According to a report at Bloomberg, the possibility that Donald Trump will be ousted from office after the House impeached him should concern him less than the multiple federal investigations and lawsuits awaiting him in 2020.
As the Senate awaits the articles of impeachment expected to be delivered by House Speaker Nancy Pelosi, Trump and his family have a minefield of court cases facing them -- three of them to be heard by the Supreme Court.
"The impeachment trial starts as soon as next week, while the court cases are running on separate tracks. House committees are seeking his financial records, a New York prosecutor wants his income tax returns, and public officials and private watchdogs say he’s unlawfully profiting from foreign government business," the report states. "The House Judiciary Committee is suing to get the records of former Special Counsel Robert Mueller’s Russia investigation, and a court is being asked if former White House Counsel Don McGahn must testify."
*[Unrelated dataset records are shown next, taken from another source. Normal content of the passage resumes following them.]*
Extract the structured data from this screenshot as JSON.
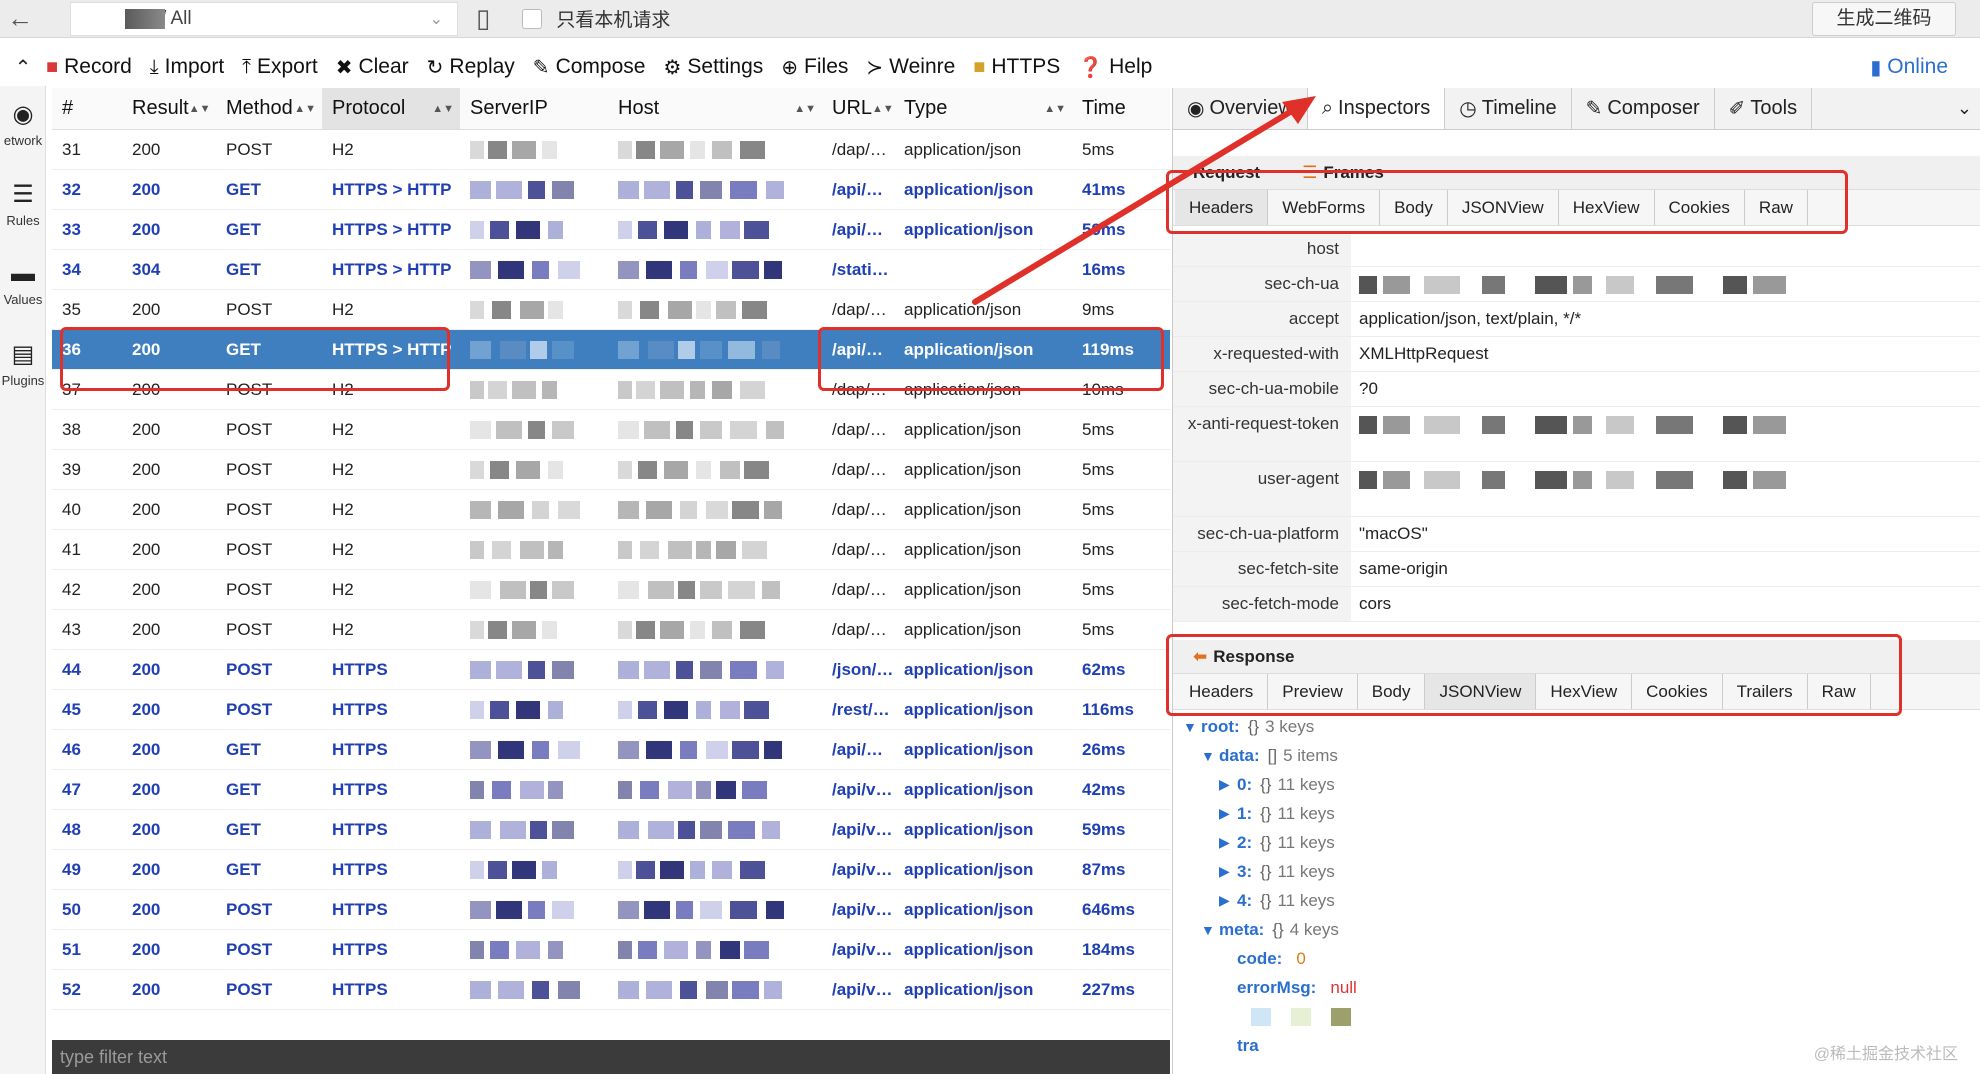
{
  "topbar": {
    "process_label": "/ All",
    "local_only_label": "只看本机请求",
    "qr_button": "生成二维码"
  },
  "toolbar": {
    "items": [
      {
        "label": "Record",
        "icon": "record-icon"
      },
      {
        "label": "Import",
        "icon": "import-icon"
      },
      {
        "label": "Export",
        "icon": "export-icon"
      },
      {
        "label": "Clear",
        "icon": "clear-icon"
      },
      {
        "label": "Replay",
        "icon": "replay-icon"
      },
      {
        "label": "Compose",
        "icon": "compose-icon"
      },
      {
        "label": "Settings",
        "icon": "gear-icon"
      },
      {
        "label": "Files",
        "icon": "files-icon"
      },
      {
        "label": "Weinre",
        "icon": "terminal-icon"
      },
      {
        "label": "HTTPS",
        "icon": "lock-icon"
      },
      {
        "label": "Help",
        "icon": "help-icon"
      }
    ],
    "online_label": "Online"
  },
  "sidebar": {
    "items": [
      {
        "label": "etwork",
        "icon": "network-icon"
      },
      {
        "label": "Rules",
        "icon": "rules-icon"
      },
      {
        "label": "Values",
        "icon": "values-icon"
      },
      {
        "label": "Plugins",
        "icon": "plugins-icon"
      }
    ]
  },
  "list": {
    "columns": [
      "#",
      "Result",
      "Method",
      "Protocol",
      "ServerIP",
      "Host",
      "URL",
      "Type",
      "Time"
    ],
    "rows": [
      {
        "num": "31",
        "result": "200",
        "method": "POST",
        "protocol": "H2",
        "url": "/dap/…",
        "type": "application/json",
        "time": "5ms",
        "kind": "plain"
      },
      {
        "num": "32",
        "result": "200",
        "method": "GET",
        "protocol": "HTTPS > HTTP",
        "url": "/api/…",
        "type": "application/json",
        "time": "41ms",
        "kind": "https"
      },
      {
        "num": "33",
        "result": "200",
        "method": "GET",
        "protocol": "HTTPS > HTTP",
        "url": "/api/…",
        "type": "application/json",
        "time": "59ms",
        "kind": "https"
      },
      {
        "num": "34",
        "result": "304",
        "method": "GET",
        "protocol": "HTTPS > HTTP",
        "url": "/stati…",
        "type": "",
        "time": "16ms",
        "kind": "https"
      },
      {
        "num": "35",
        "result": "200",
        "method": "POST",
        "protocol": "H2",
        "url": "/dap/…",
        "type": "application/json",
        "time": "9ms",
        "kind": "plain"
      },
      {
        "num": "36",
        "result": "200",
        "method": "GET",
        "protocol": "HTTPS > HTTP",
        "url": "/api/…",
        "type": "application/json",
        "time": "119ms",
        "kind": "selected"
      },
      {
        "num": "37",
        "result": "200",
        "method": "POST",
        "protocol": "H2",
        "url": "/dap/…",
        "type": "application/json",
        "time": "10ms",
        "kind": "plain"
      },
      {
        "num": "38",
        "result": "200",
        "method": "POST",
        "protocol": "H2",
        "url": "/dap/…",
        "type": "application/json",
        "time": "5ms",
        "kind": "plain"
      },
      {
        "num": "39",
        "result": "200",
        "method": "POST",
        "protocol": "H2",
        "url": "/dap/…",
        "type": "application/json",
        "time": "5ms",
        "kind": "plain"
      },
      {
        "num": "40",
        "result": "200",
        "method": "POST",
        "protocol": "H2",
        "url": "/dap/…",
        "type": "application/json",
        "time": "5ms",
        "kind": "plain"
      },
      {
        "num": "41",
        "result": "200",
        "method": "POST",
        "protocol": "H2",
        "url": "/dap/…",
        "type": "application/json",
        "time": "5ms",
        "kind": "plain"
      },
      {
        "num": "42",
        "result": "200",
        "method": "POST",
        "protocol": "H2",
        "url": "/dap/…",
        "type": "application/json",
        "time": "5ms",
        "kind": "plain"
      },
      {
        "num": "43",
        "result": "200",
        "method": "POST",
        "protocol": "H2",
        "url": "/dap/…",
        "type": "application/json",
        "time": "5ms",
        "kind": "plain"
      },
      {
        "num": "44",
        "result": "200",
        "method": "POST",
        "protocol": "HTTPS",
        "url": "/json/…",
        "type": "application/json",
        "time": "62ms",
        "kind": "https"
      },
      {
        "num": "45",
        "result": "200",
        "method": "POST",
        "protocol": "HTTPS",
        "url": "/rest/…",
        "type": "application/json",
        "time": "116ms",
        "kind": "https"
      },
      {
        "num": "46",
        "result": "200",
        "method": "GET",
        "protocol": "HTTPS",
        "url": "/api/…",
        "type": "application/json",
        "time": "26ms",
        "kind": "https"
      },
      {
        "num": "47",
        "result": "200",
        "method": "GET",
        "protocol": "HTTPS",
        "url": "/api/v…",
        "type": "application/json",
        "time": "42ms",
        "kind": "https"
      },
      {
        "num": "48",
        "result": "200",
        "method": "GET",
        "protocol": "HTTPS",
        "url": "/api/v…",
        "type": "application/json",
        "time": "59ms",
        "kind": "https"
      },
      {
        "num": "49",
        "result": "200",
        "method": "GET",
        "protocol": "HTTPS",
        "url": "/api/v…",
        "type": "application/json",
        "time": "87ms",
        "kind": "https"
      },
      {
        "num": "50",
        "result": "200",
        "method": "POST",
        "protocol": "HTTPS",
        "url": "/api/v…",
        "type": "application/json",
        "time": "646ms",
        "kind": "https"
      },
      {
        "num": "51",
        "result": "200",
        "method": "POST",
        "protocol": "HTTPS",
        "url": "/api/v…",
        "type": "application/json",
        "time": "184ms",
        "kind": "https"
      },
      {
        "num": "52",
        "result": "200",
        "method": "POST",
        "protocol": "HTTPS",
        "url": "/api/v…",
        "type": "application/json",
        "time": "227ms",
        "kind": "https"
      }
    ],
    "filter_placeholder": "type filter text"
  },
  "right": {
    "tabs": [
      {
        "label": "Overview",
        "icon": "eye-icon"
      },
      {
        "label": "Inspectors",
        "icon": "search-icon"
      },
      {
        "label": "Timeline",
        "icon": "clock-icon"
      },
      {
        "label": "Composer",
        "icon": "edit-icon"
      },
      {
        "label": "Tools",
        "icon": "wrench-icon"
      }
    ],
    "request_label": "Request",
    "frames_label": "Frames",
    "request_tabs": [
      "Headers",
      "WebForms",
      "Body",
      "JSONView",
      "HexView",
      "Cookies",
      "Raw"
    ],
    "headers": [
      {
        "key": "host",
        "value": ""
      },
      {
        "key": "sec-ch-ua",
        "value": ""
      },
      {
        "key": "accept",
        "value": "application/json, text/plain, */*"
      },
      {
        "key": "x-requested-with",
        "value": "XMLHttpRequest"
      },
      {
        "key": "sec-ch-ua-mobile",
        "value": "?0"
      },
      {
        "key": "x-anti-request-token",
        "value": ""
      },
      {
        "key": "user-agent",
        "value": ""
      },
      {
        "key": "sec-ch-ua-platform",
        "value": "\"macOS\""
      },
      {
        "key": "sec-fetch-site",
        "value": "same-origin"
      },
      {
        "key": "sec-fetch-mode",
        "value": "cors"
      }
    ],
    "response_label": "Response",
    "response_tabs": [
      "Headers",
      "Preview",
      "Body",
      "JSONView",
      "HexView",
      "Cookies",
      "Trailers",
      "Raw"
    ],
    "tree": [
      {
        "indent": 0,
        "toggle": "▼",
        "key": "root:",
        "bracket": "{}",
        "count": "3 keys"
      },
      {
        "indent": 1,
        "toggle": "▼",
        "key": "data:",
        "bracket": "[]",
        "count": "5 items"
      },
      {
        "indent": 2,
        "toggle": "▶",
        "key": "0:",
        "bracket": "{}",
        "count": "11 keys"
      },
      {
        "indent": 2,
        "toggle": "▶",
        "key": "1:",
        "bracket": "{}",
        "count": "11 keys"
      },
      {
        "indent": 2,
        "toggle": "▶",
        "key": "2:",
        "bracket": "{}",
        "count": "11 keys"
      },
      {
        "indent": 2,
        "toggle": "▶",
        "key": "3:",
        "bracket": "{}",
        "count": "11 keys"
      },
      {
        "indent": 2,
        "toggle": "▶",
        "key": "4:",
        "bracket": "{}",
        "count": "11 keys"
      },
      {
        "indent": 1,
        "toggle": "▼",
        "key": "meta:",
        "bracket": "{}",
        "count": "4 keys"
      },
      {
        "indent": 2,
        "toggle": "",
        "key": "code:",
        "bracket": "",
        "count": "0",
        "kind": "num"
      },
      {
        "indent": 2,
        "toggle": "",
        "key": "errorMsg:",
        "bracket": "",
        "count": "null",
        "kind": "null"
      },
      {
        "indent": 2,
        "toggle": "",
        "key": "",
        "bracket": "",
        "count": ""
      },
      {
        "indent": 2,
        "toggle": "",
        "key": "tra",
        "bracket": "",
        "count": ""
      }
    ],
    "watermark": "@稀土掘金技术社区"
  },
  "colors": {
    "accent_blue": "#1f3fb3",
    "selected_row": "#3f7fbf",
    "annotation_red": "#e0302a"
  }
}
Bloomberg reports, "The Supreme Court plans to hear arguments in late March or early April on two lawsuits filed by Trump seeking to block House committees’ subpoenas for his financial records. A ruling is likely by the end of June."
Additionally, "The Supreme Court also plans to hear arguments this spring on Manhattan District Attorney Cyrus Vance Jr.’s subpoena for the president’s personal tax returns and business records. A ruling is due by the end of June. Vance subpoenaed the president’s financial records to investigate whether the Trump Organization falsified its business records to cover up hush-money payments to porn star Stormy Daniels and onetime Playboy playmate Karen McDougal before the 2016 election. The records are held by the Mazars accounting firm."
The president is also faced with a lawsuit from the House Ways and Means Committee filed in July demanding the Treasury Department and the IRS turn over six years of Trump’s personal income tax records to confirm that the IRS is following its practice of auditing the president annually.
What could be very concerning to the president is a lawsuit demanding secret grand jury materials from special counsel Robert Mueller’s Russia investigation.
"The Justice Department objected, citing the need for secrecy and claiming the House wasn’t engaged in a 'judicial proceeding' warranting release of the information. Chief U.S. District Judge Beryl Howell ruled for the House in October, citing a need for records for the impeachment inquiry," Bloomberg reports.
Hovering over all of that is a lawsuit filed by the House Judiciary Committee to compel former White House counsel Don McGahn to testify before congressional investigators. Bloomberg notes, "Democrats said Mueller’s report showed that McGahn witnessed multiple acts of potential obstruction of justice by the president."